Seeing the evolution of chemical synthesis firsthand, I’ve learned that it’s not always the flashiest or newest compound that moves a project forward. It’s the one that works—day in, day out, batch after batch, under pressure and with minimum fuss. 2-pyridinecarbonitrile, 5-methoxy- wins respect because it makes things easier: simpler routes, clearer documentation, more reliable results. In a world where scientific projects rarely unfold as planned, any material that smooths the journey deserves attention.
As research priorities keep shifting—toward digital chemistry, rapid prototyping, more indie labs finding their place in the landscape—the need for dependable, intelligent starting points grows. Researchers I’ve worked with say that small, incremental advantages add up to real breakthroughs. By keeping a molecule like this in the toolkit, teams can concentrate more on solving their scientific puzzles and less on troubleshooting their suppliers or working around stubborn intermediates.

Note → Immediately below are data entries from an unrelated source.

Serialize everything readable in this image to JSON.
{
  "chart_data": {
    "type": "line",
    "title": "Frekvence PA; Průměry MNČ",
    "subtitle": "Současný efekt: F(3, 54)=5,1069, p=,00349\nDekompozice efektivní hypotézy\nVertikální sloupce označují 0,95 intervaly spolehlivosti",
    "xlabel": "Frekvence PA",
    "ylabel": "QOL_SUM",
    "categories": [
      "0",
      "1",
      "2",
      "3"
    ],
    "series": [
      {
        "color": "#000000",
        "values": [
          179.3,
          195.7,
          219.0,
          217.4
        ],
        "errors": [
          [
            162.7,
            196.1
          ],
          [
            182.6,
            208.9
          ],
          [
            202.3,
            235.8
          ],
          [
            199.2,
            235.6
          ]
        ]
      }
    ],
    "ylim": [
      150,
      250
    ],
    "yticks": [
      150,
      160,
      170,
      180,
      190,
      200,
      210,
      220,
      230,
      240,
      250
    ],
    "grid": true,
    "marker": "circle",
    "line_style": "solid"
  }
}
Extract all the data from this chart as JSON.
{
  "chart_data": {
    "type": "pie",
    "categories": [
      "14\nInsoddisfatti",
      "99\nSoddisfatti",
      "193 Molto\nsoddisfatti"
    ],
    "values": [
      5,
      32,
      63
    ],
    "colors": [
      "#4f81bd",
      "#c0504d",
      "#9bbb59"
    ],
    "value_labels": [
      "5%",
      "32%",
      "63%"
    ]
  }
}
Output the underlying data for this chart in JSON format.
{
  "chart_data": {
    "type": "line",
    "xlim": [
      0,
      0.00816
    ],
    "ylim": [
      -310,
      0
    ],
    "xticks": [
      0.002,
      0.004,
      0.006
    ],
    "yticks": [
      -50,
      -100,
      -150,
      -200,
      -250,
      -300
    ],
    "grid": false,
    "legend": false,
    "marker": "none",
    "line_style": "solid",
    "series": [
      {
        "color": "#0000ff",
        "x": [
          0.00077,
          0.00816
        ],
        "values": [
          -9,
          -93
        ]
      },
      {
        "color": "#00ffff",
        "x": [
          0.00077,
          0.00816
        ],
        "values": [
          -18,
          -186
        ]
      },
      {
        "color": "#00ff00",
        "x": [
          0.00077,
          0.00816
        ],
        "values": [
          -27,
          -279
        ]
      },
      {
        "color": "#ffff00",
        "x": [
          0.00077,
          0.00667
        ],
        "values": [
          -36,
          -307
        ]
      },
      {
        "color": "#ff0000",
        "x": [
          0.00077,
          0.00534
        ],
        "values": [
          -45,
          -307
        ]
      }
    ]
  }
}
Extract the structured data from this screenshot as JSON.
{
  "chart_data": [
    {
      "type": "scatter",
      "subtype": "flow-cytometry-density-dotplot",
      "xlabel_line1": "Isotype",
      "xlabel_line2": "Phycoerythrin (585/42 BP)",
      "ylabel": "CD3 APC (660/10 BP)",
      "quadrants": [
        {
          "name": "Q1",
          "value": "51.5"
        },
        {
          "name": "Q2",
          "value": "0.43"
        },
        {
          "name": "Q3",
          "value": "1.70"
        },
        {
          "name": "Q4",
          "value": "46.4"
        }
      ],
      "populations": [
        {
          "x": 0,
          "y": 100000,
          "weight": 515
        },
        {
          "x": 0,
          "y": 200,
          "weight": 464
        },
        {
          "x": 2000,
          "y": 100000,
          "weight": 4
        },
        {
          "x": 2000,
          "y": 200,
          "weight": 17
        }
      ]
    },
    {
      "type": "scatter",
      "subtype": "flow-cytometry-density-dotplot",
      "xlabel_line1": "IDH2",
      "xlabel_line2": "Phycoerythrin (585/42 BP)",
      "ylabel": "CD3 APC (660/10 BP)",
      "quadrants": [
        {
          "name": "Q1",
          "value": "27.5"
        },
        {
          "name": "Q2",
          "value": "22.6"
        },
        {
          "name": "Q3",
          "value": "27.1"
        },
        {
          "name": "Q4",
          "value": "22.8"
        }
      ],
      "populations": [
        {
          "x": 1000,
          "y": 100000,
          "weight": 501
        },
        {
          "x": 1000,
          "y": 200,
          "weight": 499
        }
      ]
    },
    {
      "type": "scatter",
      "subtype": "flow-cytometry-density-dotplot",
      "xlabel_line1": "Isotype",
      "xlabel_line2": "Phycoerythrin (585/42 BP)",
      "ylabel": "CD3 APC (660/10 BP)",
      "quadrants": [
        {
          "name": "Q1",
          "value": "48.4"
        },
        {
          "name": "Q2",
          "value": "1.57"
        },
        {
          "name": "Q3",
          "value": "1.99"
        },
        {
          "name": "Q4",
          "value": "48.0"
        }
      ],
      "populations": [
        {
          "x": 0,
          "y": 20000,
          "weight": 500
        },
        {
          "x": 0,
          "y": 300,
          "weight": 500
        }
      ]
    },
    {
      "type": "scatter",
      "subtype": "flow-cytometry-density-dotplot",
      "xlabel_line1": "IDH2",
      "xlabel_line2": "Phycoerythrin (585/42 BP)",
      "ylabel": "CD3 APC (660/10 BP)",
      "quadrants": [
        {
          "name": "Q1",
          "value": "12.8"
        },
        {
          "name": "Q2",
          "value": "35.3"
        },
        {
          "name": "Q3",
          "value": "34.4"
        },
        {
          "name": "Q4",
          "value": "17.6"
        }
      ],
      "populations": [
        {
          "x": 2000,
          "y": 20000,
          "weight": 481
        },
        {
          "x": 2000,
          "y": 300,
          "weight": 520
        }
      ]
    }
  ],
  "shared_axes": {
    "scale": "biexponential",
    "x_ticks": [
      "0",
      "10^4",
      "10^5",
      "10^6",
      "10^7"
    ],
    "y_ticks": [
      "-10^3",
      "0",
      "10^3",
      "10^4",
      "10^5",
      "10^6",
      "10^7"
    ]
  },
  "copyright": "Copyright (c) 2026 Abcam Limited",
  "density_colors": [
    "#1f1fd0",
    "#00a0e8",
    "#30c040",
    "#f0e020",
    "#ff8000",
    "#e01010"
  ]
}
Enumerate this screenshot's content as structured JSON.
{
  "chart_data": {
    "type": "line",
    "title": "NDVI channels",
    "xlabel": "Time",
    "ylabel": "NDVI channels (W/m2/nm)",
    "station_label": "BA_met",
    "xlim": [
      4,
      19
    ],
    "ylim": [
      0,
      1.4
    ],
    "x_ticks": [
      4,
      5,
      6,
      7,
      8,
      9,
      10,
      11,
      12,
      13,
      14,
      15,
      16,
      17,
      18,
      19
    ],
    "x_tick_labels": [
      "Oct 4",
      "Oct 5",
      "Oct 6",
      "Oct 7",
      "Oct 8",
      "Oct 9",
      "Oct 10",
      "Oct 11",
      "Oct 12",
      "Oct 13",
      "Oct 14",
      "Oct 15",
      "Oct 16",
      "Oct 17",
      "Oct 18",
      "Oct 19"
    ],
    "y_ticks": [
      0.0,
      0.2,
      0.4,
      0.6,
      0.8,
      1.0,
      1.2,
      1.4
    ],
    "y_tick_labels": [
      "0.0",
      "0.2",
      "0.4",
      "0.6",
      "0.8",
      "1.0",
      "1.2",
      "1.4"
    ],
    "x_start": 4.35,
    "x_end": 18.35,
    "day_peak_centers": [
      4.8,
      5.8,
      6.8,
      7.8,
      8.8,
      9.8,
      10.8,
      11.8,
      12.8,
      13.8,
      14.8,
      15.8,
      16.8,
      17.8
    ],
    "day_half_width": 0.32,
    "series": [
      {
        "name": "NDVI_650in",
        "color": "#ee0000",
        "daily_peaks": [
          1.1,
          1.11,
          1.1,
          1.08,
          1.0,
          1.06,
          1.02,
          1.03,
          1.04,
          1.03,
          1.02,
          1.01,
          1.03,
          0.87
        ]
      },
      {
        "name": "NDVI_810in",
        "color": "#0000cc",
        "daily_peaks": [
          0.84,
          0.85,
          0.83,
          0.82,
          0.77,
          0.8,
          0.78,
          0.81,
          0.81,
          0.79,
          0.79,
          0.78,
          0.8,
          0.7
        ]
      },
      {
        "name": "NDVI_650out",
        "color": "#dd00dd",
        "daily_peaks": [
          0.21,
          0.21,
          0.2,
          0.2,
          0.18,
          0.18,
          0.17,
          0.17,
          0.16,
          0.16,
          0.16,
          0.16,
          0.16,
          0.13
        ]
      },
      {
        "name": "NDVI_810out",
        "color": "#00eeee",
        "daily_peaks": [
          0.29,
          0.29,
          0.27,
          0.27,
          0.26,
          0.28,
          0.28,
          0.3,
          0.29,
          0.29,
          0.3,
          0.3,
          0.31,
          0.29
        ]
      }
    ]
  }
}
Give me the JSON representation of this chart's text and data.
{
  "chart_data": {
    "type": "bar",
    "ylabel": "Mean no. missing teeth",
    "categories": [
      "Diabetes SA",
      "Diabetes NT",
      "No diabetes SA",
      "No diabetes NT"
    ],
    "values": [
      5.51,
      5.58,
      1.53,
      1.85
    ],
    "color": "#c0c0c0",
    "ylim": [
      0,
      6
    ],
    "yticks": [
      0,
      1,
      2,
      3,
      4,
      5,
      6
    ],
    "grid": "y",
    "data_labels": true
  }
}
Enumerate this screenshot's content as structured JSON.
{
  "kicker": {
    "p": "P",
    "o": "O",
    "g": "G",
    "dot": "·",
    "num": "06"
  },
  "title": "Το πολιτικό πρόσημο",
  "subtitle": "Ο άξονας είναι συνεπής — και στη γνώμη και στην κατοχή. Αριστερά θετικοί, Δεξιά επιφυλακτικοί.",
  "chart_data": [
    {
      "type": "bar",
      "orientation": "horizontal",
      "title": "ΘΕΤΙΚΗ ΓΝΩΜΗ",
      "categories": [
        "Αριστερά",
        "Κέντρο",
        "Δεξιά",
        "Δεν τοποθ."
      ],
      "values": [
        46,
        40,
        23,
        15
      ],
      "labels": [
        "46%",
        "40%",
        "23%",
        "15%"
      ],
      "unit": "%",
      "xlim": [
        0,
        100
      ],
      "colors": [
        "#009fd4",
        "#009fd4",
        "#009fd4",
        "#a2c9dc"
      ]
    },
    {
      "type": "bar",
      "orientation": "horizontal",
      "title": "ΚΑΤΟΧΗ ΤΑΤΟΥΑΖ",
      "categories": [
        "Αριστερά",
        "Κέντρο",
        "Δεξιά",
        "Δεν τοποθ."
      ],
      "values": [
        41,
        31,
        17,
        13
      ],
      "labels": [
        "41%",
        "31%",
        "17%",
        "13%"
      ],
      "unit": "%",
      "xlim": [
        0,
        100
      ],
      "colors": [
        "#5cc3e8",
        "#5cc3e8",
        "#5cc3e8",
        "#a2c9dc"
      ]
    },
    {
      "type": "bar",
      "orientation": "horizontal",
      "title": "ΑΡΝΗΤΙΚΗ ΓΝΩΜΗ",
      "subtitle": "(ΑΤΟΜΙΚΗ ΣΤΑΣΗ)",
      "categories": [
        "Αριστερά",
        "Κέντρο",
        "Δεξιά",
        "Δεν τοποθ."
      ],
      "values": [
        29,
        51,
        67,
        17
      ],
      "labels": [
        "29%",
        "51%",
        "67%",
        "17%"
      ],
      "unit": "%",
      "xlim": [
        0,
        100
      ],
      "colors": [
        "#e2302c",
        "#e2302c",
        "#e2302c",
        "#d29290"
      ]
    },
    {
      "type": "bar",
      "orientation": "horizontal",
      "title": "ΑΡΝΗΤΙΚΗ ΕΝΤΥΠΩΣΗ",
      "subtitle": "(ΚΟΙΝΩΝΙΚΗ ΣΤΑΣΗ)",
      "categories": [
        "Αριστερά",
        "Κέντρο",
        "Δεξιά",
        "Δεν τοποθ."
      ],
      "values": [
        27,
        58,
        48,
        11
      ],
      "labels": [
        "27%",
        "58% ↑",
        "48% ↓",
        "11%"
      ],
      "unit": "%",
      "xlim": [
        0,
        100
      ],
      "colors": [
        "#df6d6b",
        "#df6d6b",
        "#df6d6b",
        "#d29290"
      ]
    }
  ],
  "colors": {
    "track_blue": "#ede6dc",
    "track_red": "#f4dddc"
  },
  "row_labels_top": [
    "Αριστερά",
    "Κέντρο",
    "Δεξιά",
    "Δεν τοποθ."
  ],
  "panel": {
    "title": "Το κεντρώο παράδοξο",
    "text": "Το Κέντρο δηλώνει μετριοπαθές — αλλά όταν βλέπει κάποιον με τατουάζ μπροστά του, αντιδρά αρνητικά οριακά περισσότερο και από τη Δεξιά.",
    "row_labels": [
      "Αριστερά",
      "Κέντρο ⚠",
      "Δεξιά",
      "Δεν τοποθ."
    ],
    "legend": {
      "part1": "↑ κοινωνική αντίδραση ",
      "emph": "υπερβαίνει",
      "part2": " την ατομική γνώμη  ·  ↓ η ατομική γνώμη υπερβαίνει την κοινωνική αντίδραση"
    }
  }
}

Those choosing to work with 2-pyridinecarbonitrile, 5-methoxy- should expect a compound that doesn’t just meet technical needs, but one that aligns well with rising expectations for traceability, safety, and environmental impact. More suppliers are stepping up to deliver full digital documentation, transparent sourcing, and routine compliance with international best practices. If you’re scaling a reaction or designing a process for the long haul, that support counts for more than a quick cost savings upfront.
In summary, my years in the lab and at the bench have convinced me that smart material choices don’t have to involve compromises. 2-pyridinecarbonitrile, 5-methoxy- stands out as a solid ally for anyone who needs reliable, versatile performance across the range of chemical and pharmaceutical innovation. That’s what practical, experience-driven chemistry looks like today.